The last thing I want to do is fry more stuff, so I'll wait until I understand how to hook up pins 10 and 11 on the 4020.
Thanks.
 
Hi Joe.
I understand your confusion, as the LTspice symbol differs from the one in the datasheet.
Here's the schematic with the relevant pins numbered.
TidalTimer&AlarmModule(TTAM)_pinout.gif
 
Thanks Alec. It hooks up the way I thought, but we all know what happened the last time I hooked things up the way I thought they should go. Thanks KISS, I think you were saying the same thing but I was still unclear. Now I can go with confidence-thanks all.

The unused even numbered pins on 40106 need to be connected to signal ground, is that right?

I want to add a green LED (power indicator) as well as the alarm module to this board. Can I use the signal ground or should I bring in a power ground?
 
The unused even numbered pins on 40106 need to be connected to signal ground, is that right?
Er, no. Those are the gate outputs, which should be left unconnected if not used. It's the unused odd number pins which need grounding.
this board
Which one?

Signal ground is right for the alarm module. BTW it's ok to use a single alarm module for all the pumps (tidal, wave and filter). Just take the 'Alarm' outputs of the respective filter pump PDMs to respective diode inputs of the alarm module (which can have as many inputs as you like).
 
OK, thanks I'll ground the unused odd numbered pins. Ohhhh that would have been bad!

By "this board" I meant the one I'm working on (TTAM).

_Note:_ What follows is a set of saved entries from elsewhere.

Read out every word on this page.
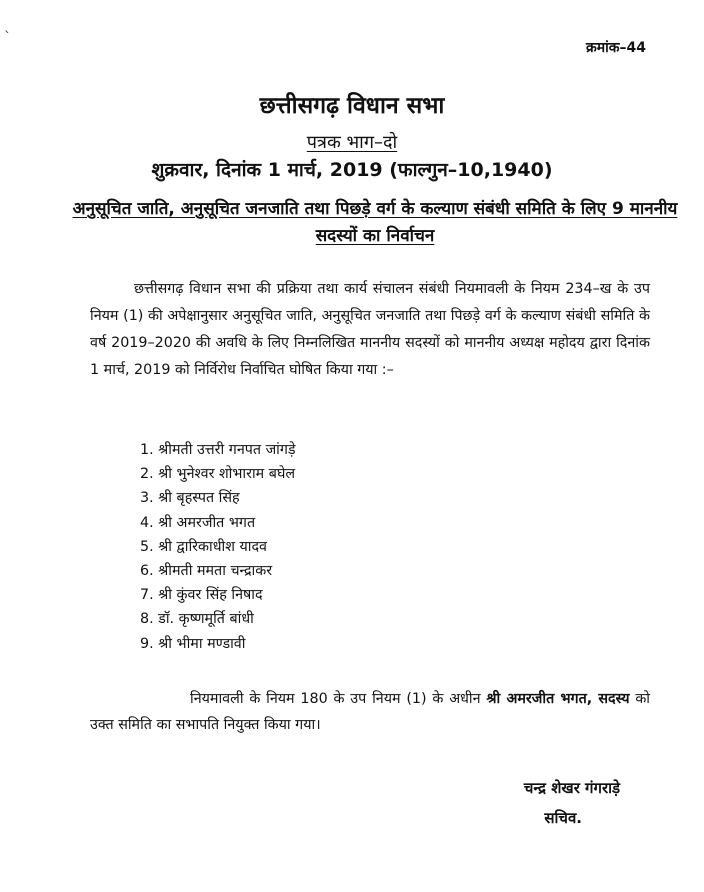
`
क्रमांक–44
छत्तीसगढ़ विधान सभा
पत्रक भाग–दो
शुक्रवार, दिनांक 1 मार्च, 2019 (फाल्गुन–10,1940)
अनुसूचित जाति, अनुसूचित जनजाति तथा पिछड़े वर्ग के कल्याण संबंधी समिति के लिए 9 माननीय सदस्यों का निर्वाचन
छत्तीसगढ़ विधान सभा की प्रक्रिया तथा कार्य संचालन संबंधी नियमावली के नियम 234–ख के उप नियम (1) की अपेक्षानुसार अनुसूचित जाति, अनुसूचित जनजाति तथा पिछड़े वर्ग के कल्याण संबंधी समिति के वर्ष 2019–2020 की अवधि के लिए निम्नलिखित माननीय सदस्यों को माननीय अध्यक्ष महोदय द्वारा दिनांक 1 मार्च, 2019 को निर्विरोध निर्वाचित घोषित किया गया :–
1. श्रीमती उत्तरी गनपत जांगड़े
2. श्री भुनेश्वर शोभाराम बघेल
3. श्री बृहस्पत सिंह
4. श्री अमरजीत भगत
5. श्री द्वारिकाधीश यादव
6. श्रीमती ममता चन्द्राकर
7. श्री कुंवर सिंह निषाद
8. डॉ. कृष्णमूर्ति बांधी
9. श्री भीमा मण्डावी
नियमावली के नियम 180 के उप नियम (1) के अधीन श्री अमरजीत भगत, सदस्य को उक्त समिति का सभापति नियुक्त किया गया।
चन्द्र शेखर गंगराड़े
सचिव.
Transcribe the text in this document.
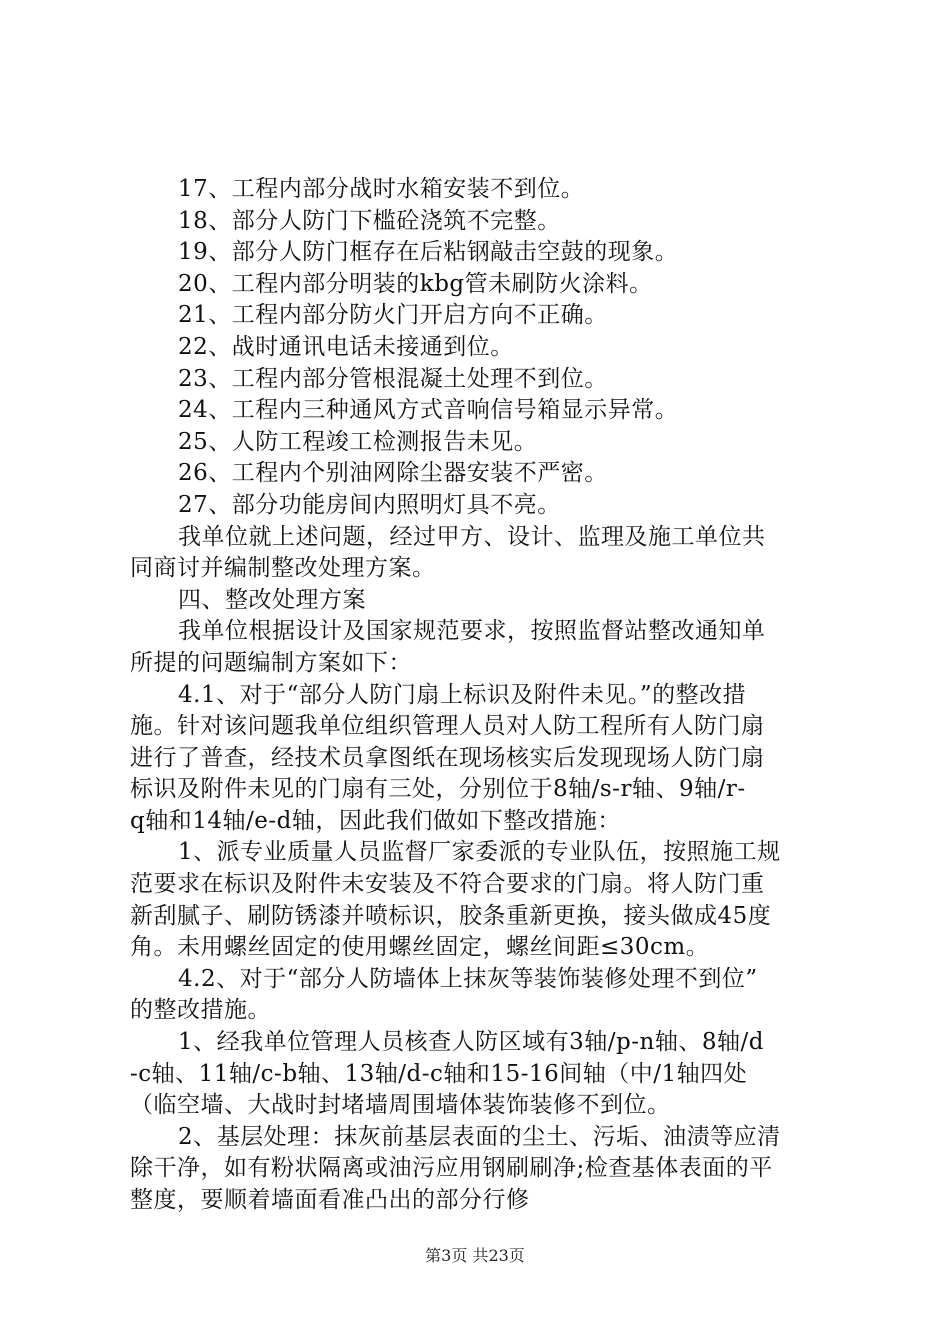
17、工程内部分战时水箱安装不到位。
18、部分人防门下槛砼浇筑不完整。
19、部分人防门框存在后粘钢敲击空鼓的现象。
20、工程内部分明装的kbg管未刷防火涂料。
21、工程内部分防火门开启方向不正确。
22、战时通讯电话未接通到位。
23、工程内部分管根混凝土处理不到位。
24、工程内三种通风方式音响信号箱显示异常。
25、人防工程竣工检测报告未见。
26、工程内个别油网除尘器安装不严密。
27、部分功能房间内照明灯具不亮。
我单位就上述问题，经过甲方、设计、监理及施工单位共
同商讨并编制整改处理方案。
四、整改处理方案
我单位根据设计及国家规范要求，按照监督站整改通知单
所提的问题编制方案如下：
4.1、对于“部分人防门扇上标识及附件未见。”的整改措
施。针对该问题我单位组织管理人员对人防工程所有人防门扇
进行了普查，经技术员拿图纸在现场核实后发现现场人防门扇
标识及附件未见的门扇有三处，分别位于8轴/s-r轴、9轴/r-
q轴和14轴/e-d轴，因此我们做如下整改措施：
1、派专业质量人员监督厂家委派的专业队伍，按照施工规
范要求在标识及附件未安装及不符合要求的门扇。将人防门重
新刮腻子、刷防锈漆并喷标识，胶条重新更换，接头做成45度
角。未用螺丝固定的使用螺丝固定，螺丝间距≤30cm。
4.2、对于“部分人防墙体上抹灰等装饰装修处理不到位”
的整改措施。
1、经我单位管理人员核查人防区域有3轴/p-n轴、8轴/d
-c轴、11轴/c-b轴、13轴/d-c轴和15-16间轴（中/1轴四处
（临空墙、大战时封堵墙周围墙体装饰装修不到位。
2、基层处理：抹灰前基层表面的尘土、污垢、油渍等应清
除干净，如有粉状隔离或油污应用钢刷刷净;检查基体表面的平
整度，要顺着墙面看准凸出的部分行修
第3页 共23页
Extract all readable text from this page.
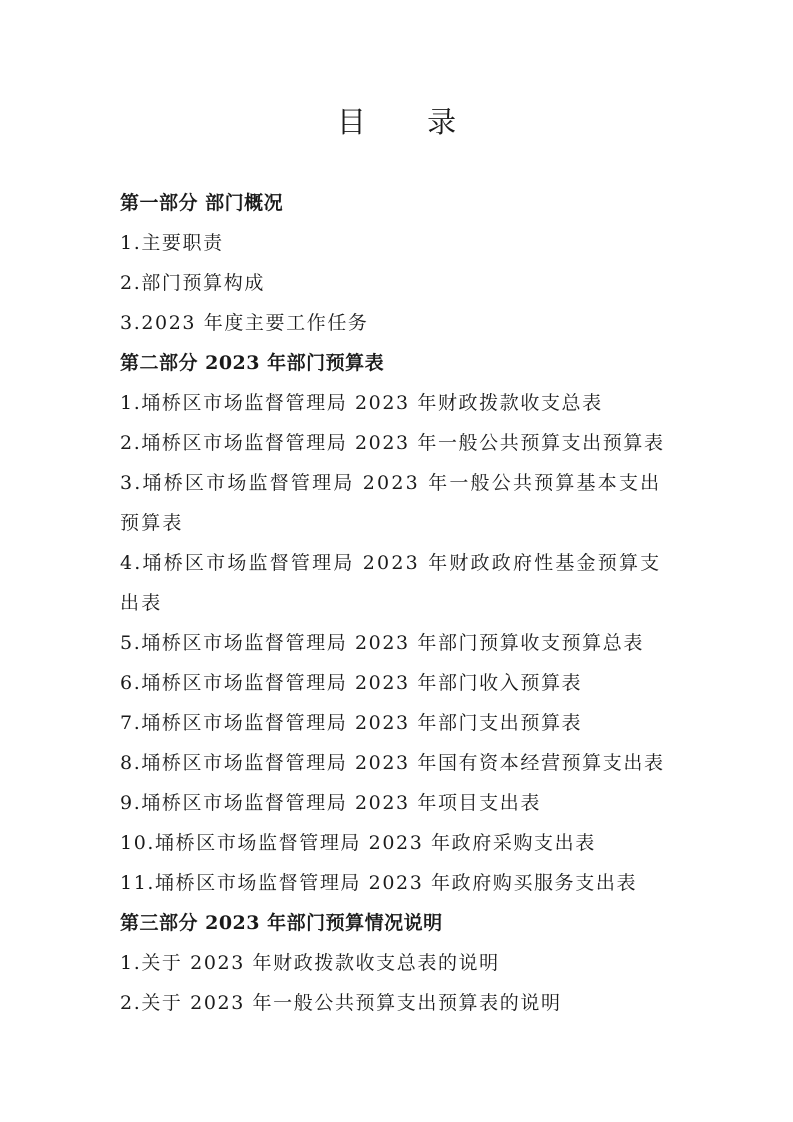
目 录
第一部分 部门概况
1.主要职责
2.部门预算构成
3.2023 年度主要工作任务
第二部分 2023 年部门预算表
1.埇桥区市场监督管理局 2023 年财政拨款收支总表
2.埇桥区市场监督管理局 2023 年一般公共预算支出预算表
3.埇桥区市场监督管理局 2023 年一般公共预算基本支出预算表
4.埇桥区市场监督管理局 2023 年财政政府性基金预算支出表
5.埇桥区市场监督管理局 2023 年部门预算收支预算总表
6.埇桥区市场监督管理局 2023 年部门收入预算表
7.埇桥区市场监督管理局 2023 年部门支出预算表
8.埇桥区市场监督管理局 2023 年国有资本经营预算支出表
9.埇桥区市场监督管理局 2023 年项目支出表
10.埇桥区市场监督管理局 2023 年政府采购支出表
11.埇桥区市场监督管理局 2023 年政府购买服务支出表
第三部分 2023 年部门预算情况说明
1.关于 2023 年财政拨款收支总表的说明
2.关于 2023 年一般公共预算支出预算表的说明
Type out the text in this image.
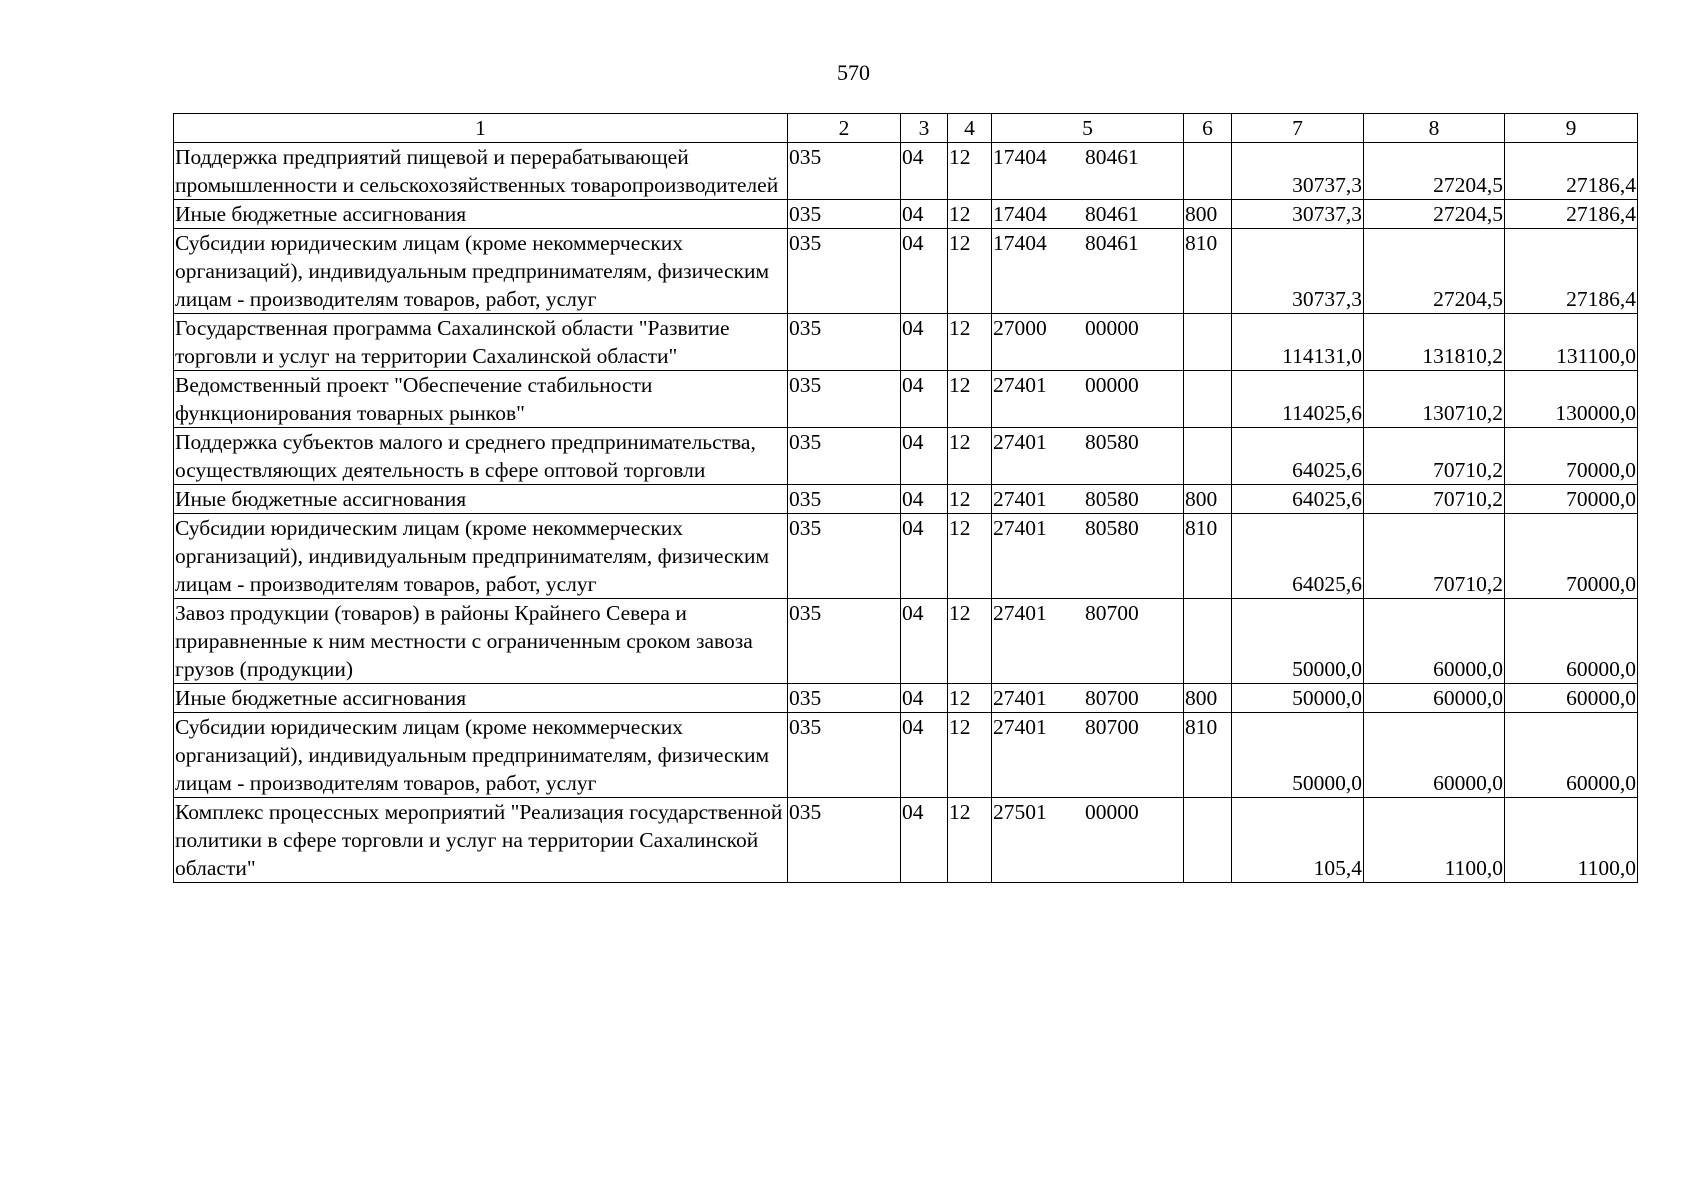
570
1	2	3	4	5	6	7	8	9
Поддержка предприятий пищевой и перерабатывающей промышленности и сельскохозяйственных товаропроизводителей	035	04	12	17404 80461		30737,3	27204,5	27186,4
Иные бюджетные ассигнования	035	04	12	17404 80461	800	30737,3	27204,5	27186,4
Субсидии юридическим лицам (кроме некоммерческих организаций), индивидуальным предпринимателям, физическим лицам - производителям товаров, работ, услуг	035	04	12	17404 80461	810	30737,3	27204,5	27186,4
Государственная программа Сахалинской области "Развитие торговли и услуг на территории Сахалинской области"	035	04	12	27000 00000		114131,0	131810,2	131100,0
Ведомственный проект "Обеспечение стабильности функционирования товарных рынков"	035	04	12	27401 00000		114025,6	130710,2	130000,0
Поддержка субъектов малого и среднего предпринимательства, осуществляющих деятельность в сфере оптовой торговли	035	04	12	27401 80580		64025,6	70710,2	70000,0
Иные бюджетные ассигнования	035	04	12	27401 80580	800	64025,6	70710,2	70000,0
Субсидии юридическим лицам (кроме некоммерческих организаций), индивидуальным предпринимателям, физическим лицам - производителям товаров, работ, услуг	035	04	12	27401 80580	810	64025,6	70710,2	70000,0
Завоз продукции (товаров) в районы Крайнего Севера и приравненные к ним местности с ограниченным сроком завоза грузов (продукции)	035	04	12	27401 80700		50000,0	60000,0	60000,0
Иные бюджетные ассигнования	035	04	12	27401 80700	800	50000,0	60000,0	60000,0
Субсидии юридическим лицам (кроме некоммерческих организаций), индивидуальным предпринимателям, физическим лицам - производителям товаров, работ, услуг	035	04	12	27401 80700	810	50000,0	60000,0	60000,0
Комплекс процессных мероприятий "Реализация государственной политики в сфере торговли и услуг на территории Сахалинской области"	035	04	12	27501 00000		105,4	1100,0	1100,0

If an LED is connected to 20V, would I need to bring in power ground or could signal ground be used?
 
Signal ground is fine. It's only the pumps themselves and the PDM FETs which pass significant current (Amps) and need PowerGnd. Everything else draws only mAs and can use SigGnd.
 
That makes it easy-thanks.
I can't seem to stay sharp for more than a couple hours at a time when soldering so today I run upstairs every now and then and clean house. Leah will be happy the house is squared away and I'll have a really good start on the TTAM. :) So far so good, I think so anyway.
 
I can't seem to stay sharp for more than a couple hours at a time
I can relate to that. Must be something to do with our fading youth :D.
Good luck with the build.
 
To ground the TTAM, should signal ground from a PDM be used?
Other than the .33u cap I’m waiting on and hooking up the ground, TTAM is done.